Similar to the loss of protection against I/R injury rendered by I-PC in the nondiabetic heart that was abrogated by an additional pathological condition (69), HCH induced by a high-cholesterol fatty diet appeared to be one of the reasons for the loss of anti-infarct protection in the acutely diabetic Langendorff-perfused rat hearts in our study (Figure 5A). Furthermore, in this ‘double-disease’ model, we observed that in vivo, HCH exacerbated severe ventricular arrhythmias in open-chest animals subjected to left anterior descending artery occlusion (27,28), tachyarrhythmias in isolated hearts (Figure 5B), and impaired postischemic recovery of left ventricular function in diabetic hearts subjected to global ischemia and reperfusion (Figure 5C). This suggests that the combination of diabetes and other pathologies also blunts endogenous cardioprotection in the diabetic heart.

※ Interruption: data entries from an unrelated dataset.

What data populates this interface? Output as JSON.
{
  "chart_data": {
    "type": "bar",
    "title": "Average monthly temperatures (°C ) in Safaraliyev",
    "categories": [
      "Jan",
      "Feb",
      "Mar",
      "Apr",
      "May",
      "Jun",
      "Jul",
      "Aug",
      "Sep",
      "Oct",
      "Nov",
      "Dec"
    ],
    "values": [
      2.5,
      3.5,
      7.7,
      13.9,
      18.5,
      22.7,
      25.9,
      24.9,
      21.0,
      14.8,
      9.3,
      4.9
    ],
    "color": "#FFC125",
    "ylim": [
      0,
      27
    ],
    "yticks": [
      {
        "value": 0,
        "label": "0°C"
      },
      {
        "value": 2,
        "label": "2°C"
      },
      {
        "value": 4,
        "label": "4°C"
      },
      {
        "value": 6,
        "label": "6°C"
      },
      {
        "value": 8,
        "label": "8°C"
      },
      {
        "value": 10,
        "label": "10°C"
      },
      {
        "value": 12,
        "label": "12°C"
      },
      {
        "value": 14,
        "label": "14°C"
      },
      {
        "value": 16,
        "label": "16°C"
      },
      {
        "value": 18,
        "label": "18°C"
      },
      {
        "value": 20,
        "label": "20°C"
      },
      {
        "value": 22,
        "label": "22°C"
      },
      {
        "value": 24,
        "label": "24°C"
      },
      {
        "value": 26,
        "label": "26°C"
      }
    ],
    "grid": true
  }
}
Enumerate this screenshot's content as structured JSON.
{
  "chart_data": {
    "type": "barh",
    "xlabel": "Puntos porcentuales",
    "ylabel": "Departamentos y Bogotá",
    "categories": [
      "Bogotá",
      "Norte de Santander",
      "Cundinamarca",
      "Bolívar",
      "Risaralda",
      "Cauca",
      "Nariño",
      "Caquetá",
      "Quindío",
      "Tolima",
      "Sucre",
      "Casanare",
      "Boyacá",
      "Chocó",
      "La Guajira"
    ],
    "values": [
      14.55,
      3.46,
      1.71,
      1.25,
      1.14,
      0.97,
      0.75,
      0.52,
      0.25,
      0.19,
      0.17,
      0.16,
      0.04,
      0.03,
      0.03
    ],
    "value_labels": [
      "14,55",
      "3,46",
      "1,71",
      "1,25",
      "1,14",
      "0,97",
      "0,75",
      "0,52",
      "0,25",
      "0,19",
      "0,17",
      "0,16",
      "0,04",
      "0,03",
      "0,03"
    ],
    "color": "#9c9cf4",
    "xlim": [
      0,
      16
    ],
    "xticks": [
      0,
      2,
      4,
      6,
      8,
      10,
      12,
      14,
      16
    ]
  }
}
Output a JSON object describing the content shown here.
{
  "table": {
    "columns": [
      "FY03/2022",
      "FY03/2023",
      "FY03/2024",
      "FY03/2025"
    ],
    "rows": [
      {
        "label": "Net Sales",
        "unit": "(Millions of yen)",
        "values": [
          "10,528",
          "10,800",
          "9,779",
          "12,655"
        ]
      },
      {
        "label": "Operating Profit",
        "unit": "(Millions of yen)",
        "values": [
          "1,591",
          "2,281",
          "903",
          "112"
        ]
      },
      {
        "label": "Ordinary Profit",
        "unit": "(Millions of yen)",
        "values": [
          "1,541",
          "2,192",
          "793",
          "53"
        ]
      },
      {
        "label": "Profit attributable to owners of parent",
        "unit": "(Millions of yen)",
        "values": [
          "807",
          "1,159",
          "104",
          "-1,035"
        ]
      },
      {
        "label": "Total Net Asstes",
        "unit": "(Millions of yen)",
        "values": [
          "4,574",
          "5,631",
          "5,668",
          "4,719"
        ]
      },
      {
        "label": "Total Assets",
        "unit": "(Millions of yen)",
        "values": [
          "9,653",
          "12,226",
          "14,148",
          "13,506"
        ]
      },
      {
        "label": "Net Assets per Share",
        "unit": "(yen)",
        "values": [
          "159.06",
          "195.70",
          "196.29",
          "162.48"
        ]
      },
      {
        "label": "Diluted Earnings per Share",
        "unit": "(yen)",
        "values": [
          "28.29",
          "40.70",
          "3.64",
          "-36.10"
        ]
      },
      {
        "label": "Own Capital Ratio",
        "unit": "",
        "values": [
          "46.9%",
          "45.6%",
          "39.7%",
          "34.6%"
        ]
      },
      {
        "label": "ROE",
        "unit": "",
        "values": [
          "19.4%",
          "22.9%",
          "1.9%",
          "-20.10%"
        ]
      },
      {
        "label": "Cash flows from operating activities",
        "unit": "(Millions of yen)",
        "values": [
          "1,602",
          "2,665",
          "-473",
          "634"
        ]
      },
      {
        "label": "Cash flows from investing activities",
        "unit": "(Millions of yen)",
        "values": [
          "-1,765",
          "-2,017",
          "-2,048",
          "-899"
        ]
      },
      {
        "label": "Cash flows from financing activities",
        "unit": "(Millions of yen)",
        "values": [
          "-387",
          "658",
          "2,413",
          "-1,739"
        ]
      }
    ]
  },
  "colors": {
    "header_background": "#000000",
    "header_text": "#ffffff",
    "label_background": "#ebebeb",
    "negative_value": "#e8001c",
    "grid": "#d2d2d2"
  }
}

Although peroxisome proliferator-activated receptors (PPAR) as key transcriptional regulators of lipid metabolism, energy production (73) and inflammation (74) have been suggested to play an important role in susceptibility to myocardial I/R injury in the normal heart (75), their role in cardioprotection, particularly in pathological models such as diabetes and HCH, is not fully understood. To clarify this issue, we explored a potential link between a response to I/R in the hearts of both diabetic and diabetic HCH rats, and changes in cardiac PPAR gene expression. Enhanced resistance to I/R injury in the diabetic hearts was associated with preservation of baseline messenger RNA levels of PPAR-γ on I/R – in contrast to its marked downregulation in nondiabetic controls. Concurrent HCH attenuated both cardioprotection and changes in PPAR-γ levels in diabetic animals (Figure 6). These findings indicate that PPAR activation may be involved in the adaptive cardioprotective mechanisms activated in the diabetic myocardium in the acute phase to counteract metabolic disorders or, on the other hand, that loss of cardioprotection is potentially related to the downregulation of PPAR promoting proinflammatory effects. Thus, PPAR may represent an important therapeutic target in the management of ischemic heart disease in diabetic patients.
CONCLUSION
Experimentally induced diabetes mellitus may trigger adaptive processes in the myocardium in, at least, the early stage of the disease that are analogous to short-term cardioprotection in the nondiseased preconditioned myocardium. Similar to classical I-PC, the PC-like effect of high glucose against lethal myocardial injury is mediated via activation of the PI3K/Akt cascade. Response to I/R in the diabetic heart may be attenuated according to the duration of the diabetic state and by concomitant pathology such as HCH, and in both conditions is associated with changes in gene expression of PPAR, suggesting an important role of PPAR in I/R injury in pathologically altered myocardium.
Footnotes
FUNDING: Supported by grants VEGA SR 2/0173/08, 1/0620/10, APVV-LPP-0393-09, APVV 0538-07 and GSRT 5190/2005-759.